In answering this question, the judge considered three factors.

  1. Whether the reasonably well-informed and reasonably observant internet user is deemed to be aware, on the basis of his/her general knowledge of the market, that M&S's flower delivery service is not part of the Interflora network, but is in competition with it - on the facts, the judge found that it would not be clear that this separation was generally known at any material time.

  2. Whether M&S's advertisements enable the reasonably well-informed and reasonably observant internet user to tell that M&S's flower delivery service is not part of the Interflora network - the judge found, on the facts, that there was nothing in the relevant M&S advertisements that would alert the user of the search service to the fact that M&S’s flower service was not part of the Interflora network.

  3. The nature of the Interflora network - referring to the ruling of the ECJ, the judge stated that:

    because Interflora's network consists of a large number of retailers of varying size and profile, it may be particularly difficult for the reasonably well-informed and reasonably observant internet user to determine this in the absence of any indication from the advertiser. In my judgment, this confirms that the onus lies on the advertiser to ensure that the advertisement makes it clear that advertised goods or services do not originate from the trademark proprietor.”

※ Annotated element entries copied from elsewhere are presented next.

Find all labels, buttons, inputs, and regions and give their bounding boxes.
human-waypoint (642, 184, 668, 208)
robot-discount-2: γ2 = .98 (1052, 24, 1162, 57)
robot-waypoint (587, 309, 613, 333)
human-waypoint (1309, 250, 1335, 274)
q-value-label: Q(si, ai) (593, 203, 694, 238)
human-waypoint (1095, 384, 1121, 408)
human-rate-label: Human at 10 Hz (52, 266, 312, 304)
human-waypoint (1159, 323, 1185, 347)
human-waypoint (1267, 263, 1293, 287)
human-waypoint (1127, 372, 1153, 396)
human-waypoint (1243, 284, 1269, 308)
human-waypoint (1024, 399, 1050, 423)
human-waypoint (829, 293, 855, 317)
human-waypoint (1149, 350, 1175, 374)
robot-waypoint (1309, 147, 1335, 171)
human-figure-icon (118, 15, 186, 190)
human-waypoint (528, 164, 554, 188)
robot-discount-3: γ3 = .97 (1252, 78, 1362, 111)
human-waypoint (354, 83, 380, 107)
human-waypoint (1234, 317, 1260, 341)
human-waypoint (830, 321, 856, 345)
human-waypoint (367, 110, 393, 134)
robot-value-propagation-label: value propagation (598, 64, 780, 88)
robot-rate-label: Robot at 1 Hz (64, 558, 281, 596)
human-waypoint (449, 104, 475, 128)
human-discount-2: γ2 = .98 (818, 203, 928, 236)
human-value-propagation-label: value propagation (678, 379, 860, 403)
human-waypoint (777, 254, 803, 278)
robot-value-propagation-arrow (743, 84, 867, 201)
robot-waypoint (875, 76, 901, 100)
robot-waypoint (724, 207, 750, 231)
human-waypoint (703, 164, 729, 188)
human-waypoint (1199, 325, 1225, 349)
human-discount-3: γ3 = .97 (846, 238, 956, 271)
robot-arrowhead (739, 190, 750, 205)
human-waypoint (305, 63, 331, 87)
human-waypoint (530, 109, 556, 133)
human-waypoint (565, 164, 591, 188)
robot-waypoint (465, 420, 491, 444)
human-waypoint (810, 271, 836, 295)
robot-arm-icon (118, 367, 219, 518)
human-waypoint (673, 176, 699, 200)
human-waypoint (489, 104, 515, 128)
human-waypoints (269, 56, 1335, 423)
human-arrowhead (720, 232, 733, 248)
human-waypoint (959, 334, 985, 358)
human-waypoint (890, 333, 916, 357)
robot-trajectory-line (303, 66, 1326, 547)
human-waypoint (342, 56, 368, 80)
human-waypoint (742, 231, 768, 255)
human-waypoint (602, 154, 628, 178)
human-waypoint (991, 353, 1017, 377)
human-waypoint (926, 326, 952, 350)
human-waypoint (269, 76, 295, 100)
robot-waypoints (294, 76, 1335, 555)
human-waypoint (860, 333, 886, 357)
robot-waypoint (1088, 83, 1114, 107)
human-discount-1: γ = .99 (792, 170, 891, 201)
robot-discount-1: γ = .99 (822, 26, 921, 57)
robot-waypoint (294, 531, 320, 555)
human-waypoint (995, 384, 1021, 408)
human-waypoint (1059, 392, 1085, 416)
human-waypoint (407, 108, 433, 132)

    The background facts made it “all the more plausible that there should be a connection between M&S's flower delivery service and the Interflora network”.

As a result of these findings, and after a consideration of various other factors raised by the parties, the judge found that:

a significant proportion of the consumers who searched for 'interflora'... and then clicked on M&S's advertisements displayed in response to those searches, were led to believe, incorrectly, that M&S's flower delivery service was part of the Interflora network. Thus M&S's use of ['interflora'] had an adverse effect on the origin function of the trademarks. Furthermore, I conclude that this is still the case even now. It follows that M&S has infringed the trademarks under Article 5(1)(a) of the directive and Article 9(1)(a) of the regulation.

While the decision is a positive outcome for brand owners seeking to prevent competitors from using keywords associated with their trademarks, one wonders how wide a protection this decision actually affords. The decision turns on its facts and the nature of the Interflora business model and its tie-ins with other major retailers is clearly central to the finding of infringement. Reading between the lines of points 1 to 3 above, and the more detailed account of these matters in the judgment, one can see that a well-worded advert with disclaimer, or indeed keyword use from a competitor who is going to be known to the reasonably well-informed and reasonably observant internet users as a competitor, could escape infringement under these principles.